Victor Oh presently serves as a member of the Senate Standing Committees for Foreign Affairs and International Trade, Agriculture and Forestry, and National Security and Defence from Ontario, one of the provinces of Canada.

According to The Globe and Mail, a Canadian newspaper, Oh accepted trips to China paid for by the Chinese government or pro-Beijing business groups.

In February 2020, the Senate ethics watchdog determined that Oh violated the conflict of interest and ethics code. This occurred due to his acceptance of an all-expenses-paid trip to China, which he failed to disclose, alongside two other senators. Subsequently, on June 18, the Senate Ethics and Conflict of Interest Committee recommended censure for Oh and asked him to issue an apology to the Senate.

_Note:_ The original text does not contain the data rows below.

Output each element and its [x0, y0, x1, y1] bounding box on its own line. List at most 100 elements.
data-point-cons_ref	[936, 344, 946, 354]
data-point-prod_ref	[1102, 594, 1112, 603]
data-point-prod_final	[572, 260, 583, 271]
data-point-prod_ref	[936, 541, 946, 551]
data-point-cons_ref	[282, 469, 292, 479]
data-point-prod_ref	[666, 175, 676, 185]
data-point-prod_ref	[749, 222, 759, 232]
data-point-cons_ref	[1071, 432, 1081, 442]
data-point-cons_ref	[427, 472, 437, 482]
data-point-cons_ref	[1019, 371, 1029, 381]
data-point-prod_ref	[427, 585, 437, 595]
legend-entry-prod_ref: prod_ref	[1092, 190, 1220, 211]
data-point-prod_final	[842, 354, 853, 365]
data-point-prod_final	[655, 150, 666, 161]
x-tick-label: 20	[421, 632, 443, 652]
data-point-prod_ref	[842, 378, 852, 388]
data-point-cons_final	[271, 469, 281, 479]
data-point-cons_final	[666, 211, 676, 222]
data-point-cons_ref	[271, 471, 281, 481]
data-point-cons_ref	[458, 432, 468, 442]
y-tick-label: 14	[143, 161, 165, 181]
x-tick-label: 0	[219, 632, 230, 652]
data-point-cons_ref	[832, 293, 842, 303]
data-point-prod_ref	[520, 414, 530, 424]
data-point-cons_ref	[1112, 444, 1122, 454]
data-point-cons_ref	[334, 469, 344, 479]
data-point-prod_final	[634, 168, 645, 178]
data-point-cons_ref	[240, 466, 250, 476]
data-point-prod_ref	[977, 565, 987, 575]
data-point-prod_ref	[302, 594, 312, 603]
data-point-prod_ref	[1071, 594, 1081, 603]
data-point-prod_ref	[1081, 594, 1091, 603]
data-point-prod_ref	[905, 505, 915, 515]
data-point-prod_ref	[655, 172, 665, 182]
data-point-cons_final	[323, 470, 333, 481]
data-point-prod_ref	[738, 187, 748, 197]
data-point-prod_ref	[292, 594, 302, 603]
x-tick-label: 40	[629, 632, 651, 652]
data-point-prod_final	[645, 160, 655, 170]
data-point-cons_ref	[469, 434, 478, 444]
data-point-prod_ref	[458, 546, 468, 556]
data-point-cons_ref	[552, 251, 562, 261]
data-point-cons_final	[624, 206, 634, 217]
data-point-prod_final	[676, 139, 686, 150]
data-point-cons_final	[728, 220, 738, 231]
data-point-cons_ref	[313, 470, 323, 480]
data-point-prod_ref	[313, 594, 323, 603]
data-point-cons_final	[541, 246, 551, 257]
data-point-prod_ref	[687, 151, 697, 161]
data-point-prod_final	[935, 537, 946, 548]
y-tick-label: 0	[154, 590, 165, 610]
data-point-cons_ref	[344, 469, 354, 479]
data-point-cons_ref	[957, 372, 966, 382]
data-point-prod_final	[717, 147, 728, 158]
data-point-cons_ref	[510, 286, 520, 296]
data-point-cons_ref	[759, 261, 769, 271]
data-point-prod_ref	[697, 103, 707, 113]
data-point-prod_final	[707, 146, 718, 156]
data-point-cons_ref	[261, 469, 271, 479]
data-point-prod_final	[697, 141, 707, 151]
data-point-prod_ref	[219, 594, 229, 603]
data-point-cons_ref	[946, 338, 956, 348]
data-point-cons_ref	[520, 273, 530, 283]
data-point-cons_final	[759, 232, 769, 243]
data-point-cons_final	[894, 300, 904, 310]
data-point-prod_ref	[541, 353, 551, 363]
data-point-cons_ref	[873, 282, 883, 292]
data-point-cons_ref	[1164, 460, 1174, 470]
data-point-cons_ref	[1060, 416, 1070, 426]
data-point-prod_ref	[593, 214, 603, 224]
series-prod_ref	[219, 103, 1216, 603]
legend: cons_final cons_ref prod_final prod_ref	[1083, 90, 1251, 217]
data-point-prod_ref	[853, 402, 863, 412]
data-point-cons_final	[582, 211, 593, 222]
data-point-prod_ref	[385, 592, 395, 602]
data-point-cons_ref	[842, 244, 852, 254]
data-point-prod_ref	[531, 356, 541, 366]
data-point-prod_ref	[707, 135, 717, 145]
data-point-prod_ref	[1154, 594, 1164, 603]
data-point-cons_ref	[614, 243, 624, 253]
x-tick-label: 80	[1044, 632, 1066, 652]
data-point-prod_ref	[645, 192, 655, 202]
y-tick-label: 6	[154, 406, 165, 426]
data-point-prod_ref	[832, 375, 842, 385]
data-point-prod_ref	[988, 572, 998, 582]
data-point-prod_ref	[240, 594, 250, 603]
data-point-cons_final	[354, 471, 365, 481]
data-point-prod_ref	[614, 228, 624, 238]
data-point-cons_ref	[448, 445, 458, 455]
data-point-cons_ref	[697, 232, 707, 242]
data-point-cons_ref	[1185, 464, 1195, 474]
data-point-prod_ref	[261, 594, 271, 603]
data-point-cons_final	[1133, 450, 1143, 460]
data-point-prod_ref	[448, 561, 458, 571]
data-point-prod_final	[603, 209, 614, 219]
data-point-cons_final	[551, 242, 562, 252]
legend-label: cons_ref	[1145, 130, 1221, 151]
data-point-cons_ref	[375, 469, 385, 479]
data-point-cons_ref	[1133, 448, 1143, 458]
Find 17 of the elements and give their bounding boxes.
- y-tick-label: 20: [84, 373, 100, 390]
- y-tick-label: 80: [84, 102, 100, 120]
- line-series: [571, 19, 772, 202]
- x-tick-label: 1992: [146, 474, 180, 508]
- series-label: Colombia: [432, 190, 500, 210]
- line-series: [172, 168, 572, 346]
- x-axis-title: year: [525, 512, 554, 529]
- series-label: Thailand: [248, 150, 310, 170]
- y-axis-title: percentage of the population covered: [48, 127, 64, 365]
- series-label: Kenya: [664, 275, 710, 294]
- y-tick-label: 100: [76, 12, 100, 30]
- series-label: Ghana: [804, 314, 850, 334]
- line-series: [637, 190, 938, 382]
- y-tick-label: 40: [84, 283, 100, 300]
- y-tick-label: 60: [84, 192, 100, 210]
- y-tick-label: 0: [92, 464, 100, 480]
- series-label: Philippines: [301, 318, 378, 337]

Chandra Arya is a Liberal party politician of Indo-Canadian descent, currently serving as an MP in the House of Commons.

According to reporting by Global News, between July 2020 and September 30, 2022, Arya outpaced his fellow house colleagues in "protocol" gifts. He utilised taxpayer funds to acquire 1,025 plaques, totaling $21,931 in value.

He used House of Commons funds to purchase those from the same local company that handles his constituency printing and communications work. Arya's constituency office awarded fifty-three contracts, amounting to $53,681.50, to SINIX Media Group, a single company, during the same period.

Although they have some involvement in politics, that alone can never qualify you to observe elections and report on them. And therein lies the problem. There seems to be a wrong impression taking hold that simply coming from a foreign country and 'seeing' the election unfold makes you a foreign election observer. Nothing could be further from the truth.